Ensuite, le Covid. Cummings a subit les foudres des critiques pour avoir enfreint les mesures de confinement, en sortant des excuses bizarres. Finalement, la belle entente s'est brisée, ce dont la partenaire de Johnson, Carrie Symonds, est également responsable. Elle se serait engagée dans une lutte de pouvoir avec le conseiller controversé et aurait provoqué son expulsion.
Cummings a été soupçonné d'avoir divulgué des messages privés. Il a démenti ces propos sur son blog vendredi dernier, mais a attaqué Johnson sur un autre sujet hautement explosif: le fait que le premier ministre et sa petite amie aient fait payer la rénovation de la résidence officielle dans la maison voisine n° 11, par un donateur des Tories.
Cummings avait dit à Boris Johnson que ses projets étaient «contraires à l'éthique, stupides, peut-être illégaux et contraires aux règles relatives à la déclaration des dons politiques», écrit-il. Le gouvernement a immédiatement réagi, soulignant que le Premier ministre avait payé de sa poche cette rénovation somptueuse.
L'opposition travailliste, en revanche, qui avait pris du retard en raison de la spectaculaire offensive de vaccination de Boris Johnson, a senti sa chance. Le chef du parti, Keir Starmer, a demandé une enquête. L'intégrité et l'argent des contribuables sont en jeu, a-t-il déclaré samedi à la BBC: «Chaque jour, il y a plus de preuves de cette escroquerie. Honnêtement, ça pue.»
Deux jours plus tard, la nouvelle révélation embarrassante sort sous la forme d'un titre du Daily Mail. Pour Johnson et son entourage, il est clair que seul Dominic Cummings peut être derrière cette fuite. Pour l'instant, le Premier ministre a peu à craindre. Il a survécu à de nombreux scandales.
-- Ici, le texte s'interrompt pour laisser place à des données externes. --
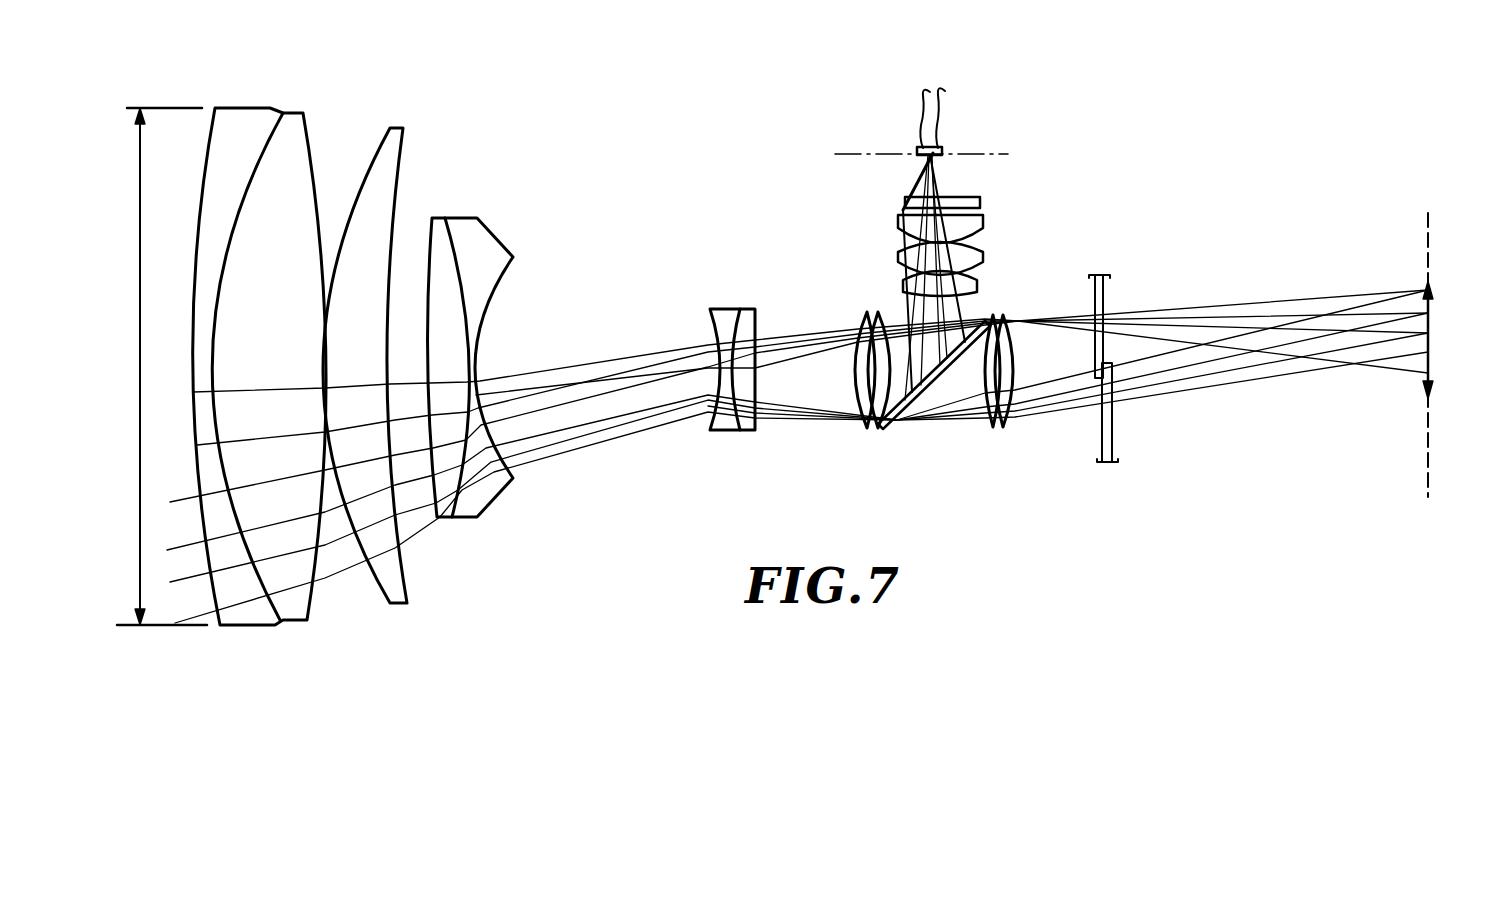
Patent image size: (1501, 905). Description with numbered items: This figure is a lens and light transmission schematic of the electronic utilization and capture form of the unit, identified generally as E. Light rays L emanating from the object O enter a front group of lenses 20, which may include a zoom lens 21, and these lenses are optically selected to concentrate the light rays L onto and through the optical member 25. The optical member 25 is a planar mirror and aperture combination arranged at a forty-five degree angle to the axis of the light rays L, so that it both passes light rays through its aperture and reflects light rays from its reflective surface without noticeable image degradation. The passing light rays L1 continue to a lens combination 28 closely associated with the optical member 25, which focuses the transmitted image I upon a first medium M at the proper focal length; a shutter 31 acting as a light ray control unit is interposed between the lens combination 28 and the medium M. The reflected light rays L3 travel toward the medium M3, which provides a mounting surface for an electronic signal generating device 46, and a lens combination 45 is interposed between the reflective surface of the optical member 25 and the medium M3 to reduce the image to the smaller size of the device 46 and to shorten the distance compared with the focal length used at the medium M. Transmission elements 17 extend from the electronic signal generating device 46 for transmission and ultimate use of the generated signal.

The zoom lens 21 is at (325, 108).
The front group of lenses 20 is at (445, 175).
The object O is at (140, 323).
The light rays L is at (608, 450).
The optical member 25 is at (902, 428).
The lens combination 28 is at (992, 430).
The shutter 31 is at (1108, 296).
The passing light rays L1 is at (1236, 398).
The first medium M is at (1425, 437).
The image I is at (1432, 341).
The electronic utilization and capture system E is at (1082, 177).
The transmission elements 17 is at (920, 107).
The electronic signal generating device 46 is at (940, 146).
The reflected light rays for electronic generation L3 is at (905, 178).
The medium M3 is at (998, 156).
The lens combination 45 is at (995, 237).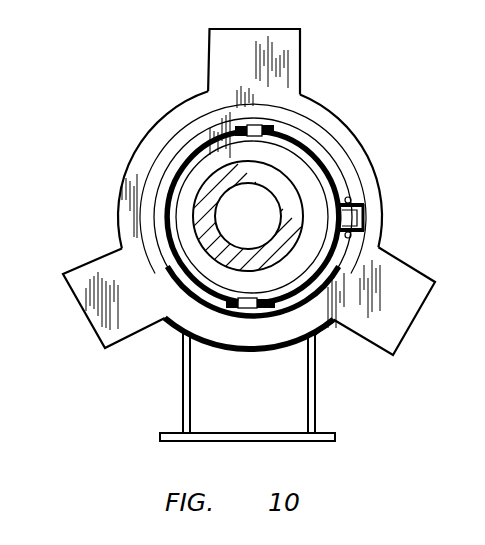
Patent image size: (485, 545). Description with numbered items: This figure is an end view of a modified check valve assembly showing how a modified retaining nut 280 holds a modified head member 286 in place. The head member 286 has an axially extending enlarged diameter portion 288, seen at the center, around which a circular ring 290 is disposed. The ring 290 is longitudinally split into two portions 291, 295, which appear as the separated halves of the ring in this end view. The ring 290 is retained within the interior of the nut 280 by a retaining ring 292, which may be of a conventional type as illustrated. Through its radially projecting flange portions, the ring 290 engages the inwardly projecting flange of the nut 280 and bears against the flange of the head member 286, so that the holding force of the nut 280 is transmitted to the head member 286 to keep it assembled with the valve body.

The retaining nut 280 is at (366, 131).
The head member 286 is at (188, 190).
The enlarged diameter portion 288 is at (185, 148).
The circular ring 290 is at (266, 125).
The ring portion 291 is at (333, 187).
The retaining ring 292 is at (318, 143).
The ring portion 295 is at (164, 216).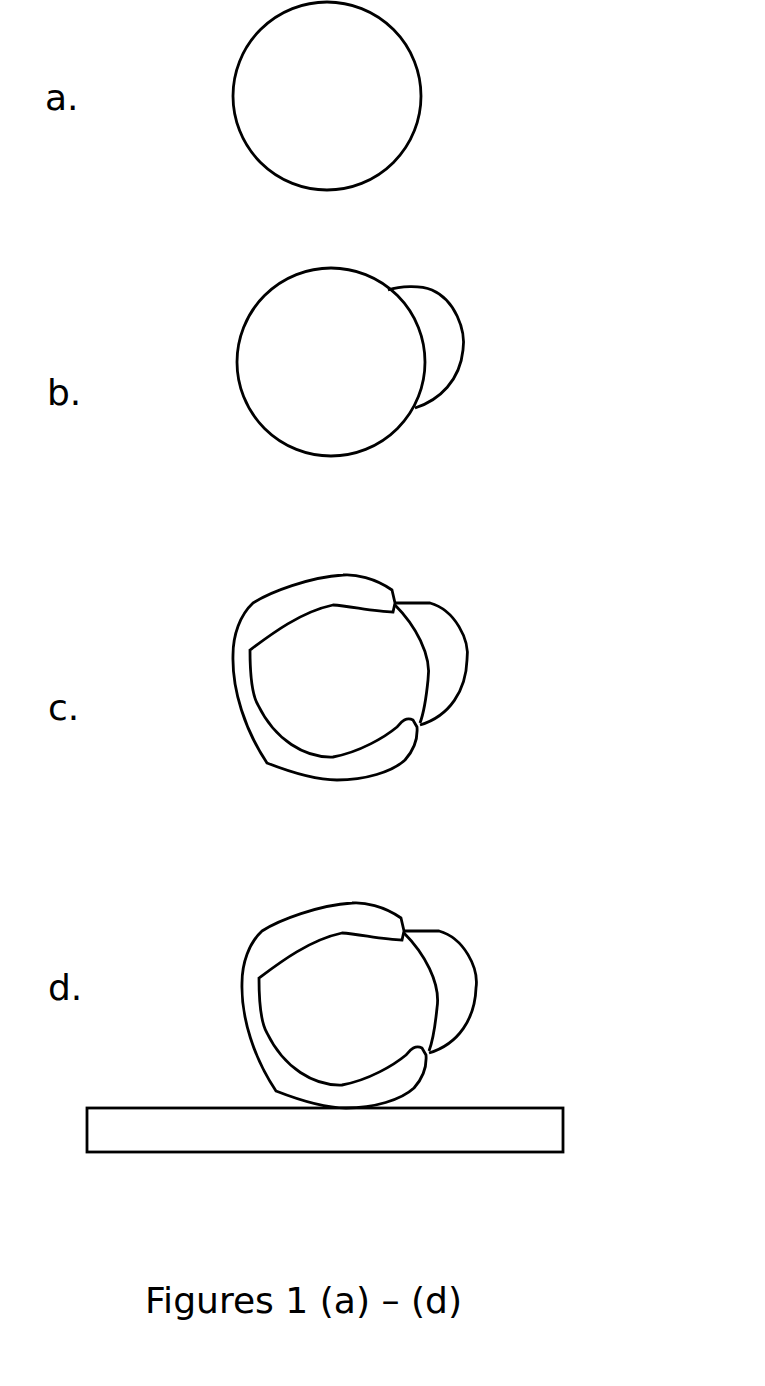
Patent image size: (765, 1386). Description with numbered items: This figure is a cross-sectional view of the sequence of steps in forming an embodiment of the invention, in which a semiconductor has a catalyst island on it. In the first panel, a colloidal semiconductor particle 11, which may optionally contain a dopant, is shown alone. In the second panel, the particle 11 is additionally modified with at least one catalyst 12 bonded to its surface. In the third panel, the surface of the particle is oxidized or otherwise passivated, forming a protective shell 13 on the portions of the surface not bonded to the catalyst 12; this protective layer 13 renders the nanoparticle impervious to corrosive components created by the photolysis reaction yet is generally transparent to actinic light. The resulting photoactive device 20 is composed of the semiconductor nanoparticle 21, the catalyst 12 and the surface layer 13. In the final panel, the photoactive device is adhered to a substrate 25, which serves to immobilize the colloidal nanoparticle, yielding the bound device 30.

The semiconductor particle 11 is at (329, 229).
The catalyst 12 is at (425, 315).
The protective shell 13 is at (295, 597).
The semiconductor nanoparticle 21 is at (379, 828).
The photoactive device 20 is at (212, 645).
The bound device 30 is at (232, 946).
The substrate 25 is at (527, 1128).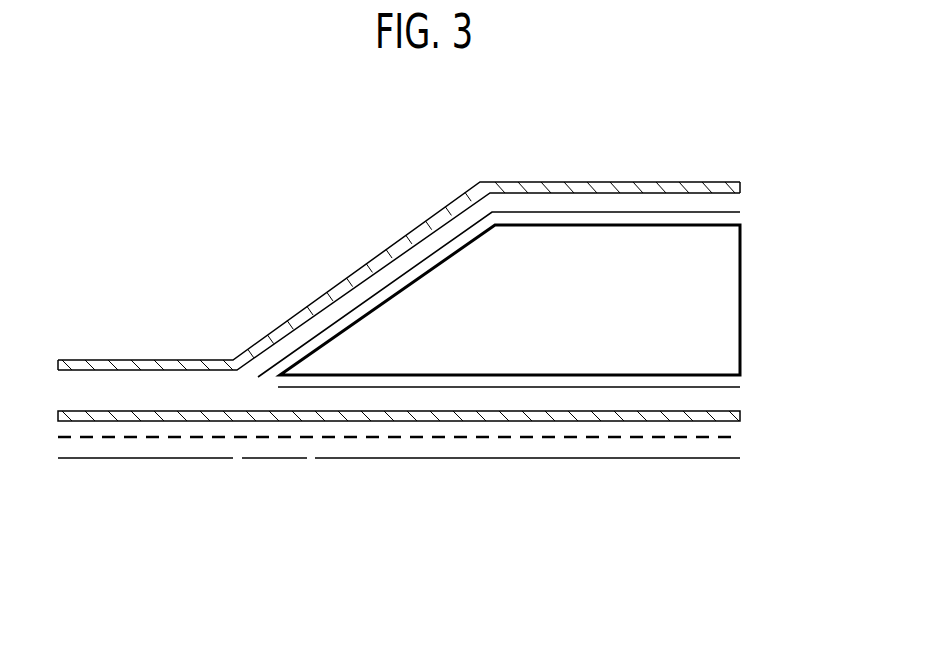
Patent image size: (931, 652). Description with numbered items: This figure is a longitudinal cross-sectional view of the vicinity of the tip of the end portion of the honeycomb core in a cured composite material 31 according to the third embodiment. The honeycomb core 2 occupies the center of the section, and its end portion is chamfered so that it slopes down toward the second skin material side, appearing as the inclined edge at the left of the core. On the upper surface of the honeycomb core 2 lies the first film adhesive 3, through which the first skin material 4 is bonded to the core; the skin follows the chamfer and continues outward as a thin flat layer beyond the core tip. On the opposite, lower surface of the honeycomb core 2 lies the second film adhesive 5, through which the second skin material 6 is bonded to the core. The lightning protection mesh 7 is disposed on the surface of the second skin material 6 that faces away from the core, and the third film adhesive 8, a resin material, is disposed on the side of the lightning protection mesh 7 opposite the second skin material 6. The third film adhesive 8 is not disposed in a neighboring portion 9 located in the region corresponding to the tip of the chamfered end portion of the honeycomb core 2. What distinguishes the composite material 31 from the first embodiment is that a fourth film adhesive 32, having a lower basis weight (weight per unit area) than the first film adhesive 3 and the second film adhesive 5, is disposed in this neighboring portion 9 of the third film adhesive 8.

The honeycomb core 2 is at (723, 293).
The first film adhesive 3 is at (723, 210).
The first skin material 4 is at (723, 181).
The second film adhesive 5 is at (722, 388).
The second skin material 6 is at (733, 408).
The lightning protection mesh 7 is at (707, 437).
The third film adhesive 8 is at (678, 457).
The neighboring portion 9 is at (243, 483).
The composite material 31 is at (155, 163).
The fourth film adhesive 32 is at (271, 462).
La semaine prochaine, on saura si l'électorat réagira à cette évolution. Des élections locales seront organisées dans certaines parties de l'Angleterre (y compris la capitale Londres). Les parlements régionaux d'Écosse et du Pays de Galles seront également réélus. D'après les sondages, la pandémie de Covid est de loin le sujet le plus important.
Boris Johnson pourrait bien finir vainqueur. Mais personne ne sait ce que Dominic Cummings a dans sa manche. Il ne fera aucun commentaire aux médias, selon les déclarations tenues sur son blog. Au lieu de cela, il répondra aux questions sur ces sujets devant un comité de la Chambre des communes le 26 mai, «aussi longtemps que les députés le souhaitent».